In 'Mystery Men,' your character is a superhero whose specialty is bowling. Are you a good bowler?
Not at all, but my parents met in a bowling alley in 1958. I actually took one lesson before we started [the film], but all my bowling stuff is computer generated, so it doesn't matter how skilled I am.
Did you save any souvenirs from the shoot?
My bowling ball. It's clear Lucite, with a fake human skull in the middle. It's on display in my apartment.
What's the most you laughed while making the movie?
I laughed at everything Hank Azaria said. He and Ben Stiller never stop doing William Shatner impressions and talking about Star Trek.
'Feel This Book,' the recent self-helper that you and Stiller collaborated on, reveals that you two once dated. What was that like?
We never really dated. We just fooled around a couple of times, though we didn't actually have intercourse. At the time, he was nursing a broken heart over an ex-girlfriend, and it was very clear that the chemistry [between us] was not going to happen.
What is the secret of remaining friends after you've been intimate?
We don't spend that much time together. That's part of the secret. We come in and out of each other's life for the perfect amount of time.
Who is the most unfunny guy you've ever dated?
This bass player from Connecticut, who was absolutely gorgeous. I'm not usually blinded by that kind of thing, but this guy was so talented and attractive that I let the fact that he was the least funny guy in the world slide for, like, four weeks.
Seeing anyone now?
I am going out with a wonderful, very funny gentleman, Craig Bierko [an actor, currently in The Thirteenth Floor.] I met him at a Thanksgiving party at [ABC Entertainment president] Jamie Tarses' house.
Because of 'Reality Bites,' you've had a bit of a twentysomething-slacker image. How have you changed since coming into your 30s?
I'm probably more insecure, because the business will do that incrementally. I also am not, like, the dyed-black-hair, Doc Martens-and-red-lipstick-wearing, lunch-box-carrying girl anymore, which I was for many years. I had a total look going, and now I don't wear makeup or put any effort into any type of look at all.
Does it bother you that you'll probably never win an E! fashion award for best personal style?
No. [Laughs] I always disagree with their whole thing. Like, it always blew my mind when Drew Barrymore was on a worst-dressed list, because she puts everything together herself. That's personal style to me. It's not having some Versace sent over to your room.

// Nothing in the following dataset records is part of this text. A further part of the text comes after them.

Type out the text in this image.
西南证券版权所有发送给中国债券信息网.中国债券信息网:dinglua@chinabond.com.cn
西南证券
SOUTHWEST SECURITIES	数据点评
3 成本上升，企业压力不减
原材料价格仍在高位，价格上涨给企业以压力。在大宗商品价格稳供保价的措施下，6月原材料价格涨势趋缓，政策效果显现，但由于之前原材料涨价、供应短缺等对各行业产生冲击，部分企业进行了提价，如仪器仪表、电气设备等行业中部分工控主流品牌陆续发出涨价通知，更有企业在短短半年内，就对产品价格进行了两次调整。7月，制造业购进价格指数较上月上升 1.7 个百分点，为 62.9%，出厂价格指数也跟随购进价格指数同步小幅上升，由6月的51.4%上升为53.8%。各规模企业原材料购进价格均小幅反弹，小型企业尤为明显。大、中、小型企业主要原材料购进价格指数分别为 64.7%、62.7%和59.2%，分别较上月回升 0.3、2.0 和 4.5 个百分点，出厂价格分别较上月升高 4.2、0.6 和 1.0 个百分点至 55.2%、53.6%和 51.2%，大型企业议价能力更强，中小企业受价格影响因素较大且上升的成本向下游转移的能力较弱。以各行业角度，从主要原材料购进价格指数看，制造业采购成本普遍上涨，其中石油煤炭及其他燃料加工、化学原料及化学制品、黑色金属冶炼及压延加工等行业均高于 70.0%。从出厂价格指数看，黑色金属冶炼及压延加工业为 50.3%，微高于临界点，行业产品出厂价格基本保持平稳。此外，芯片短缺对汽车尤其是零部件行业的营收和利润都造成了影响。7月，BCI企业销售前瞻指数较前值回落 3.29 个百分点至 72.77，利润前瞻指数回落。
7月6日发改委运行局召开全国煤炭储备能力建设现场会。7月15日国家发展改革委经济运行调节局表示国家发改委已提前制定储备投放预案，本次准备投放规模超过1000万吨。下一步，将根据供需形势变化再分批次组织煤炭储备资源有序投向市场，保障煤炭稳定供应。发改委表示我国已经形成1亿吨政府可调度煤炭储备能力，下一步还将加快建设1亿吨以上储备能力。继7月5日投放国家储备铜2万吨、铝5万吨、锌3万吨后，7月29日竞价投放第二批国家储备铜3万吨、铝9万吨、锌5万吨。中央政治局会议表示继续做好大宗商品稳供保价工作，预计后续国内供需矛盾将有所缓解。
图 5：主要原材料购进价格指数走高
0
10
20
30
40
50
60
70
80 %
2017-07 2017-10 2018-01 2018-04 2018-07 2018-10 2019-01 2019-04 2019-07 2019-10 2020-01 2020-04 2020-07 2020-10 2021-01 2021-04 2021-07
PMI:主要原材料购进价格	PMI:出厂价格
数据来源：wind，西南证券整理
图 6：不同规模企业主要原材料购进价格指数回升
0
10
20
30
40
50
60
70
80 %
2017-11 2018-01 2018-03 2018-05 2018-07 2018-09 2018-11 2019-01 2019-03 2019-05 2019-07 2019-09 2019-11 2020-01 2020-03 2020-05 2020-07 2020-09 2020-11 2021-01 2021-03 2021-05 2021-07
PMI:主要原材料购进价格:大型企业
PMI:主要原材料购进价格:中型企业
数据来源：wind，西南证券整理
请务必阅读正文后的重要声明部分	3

Does it hurt your feelings when people put down your appearance?
Oh, God, yes.
Do you ever think, I should pull it together a little more, just to placate Joan Rivers and her panel of alleged fashion experts?
No, that would be worse. I think that what she and her daughter and her panel do is indefensible.
And let's face it, none of them is particularly easy on the eyes.
They're remarkably uneasy on the eyes, and no one points that out. She's just lucky that people don't play her game and that they don't go to her level, because she'd really take it on the chin.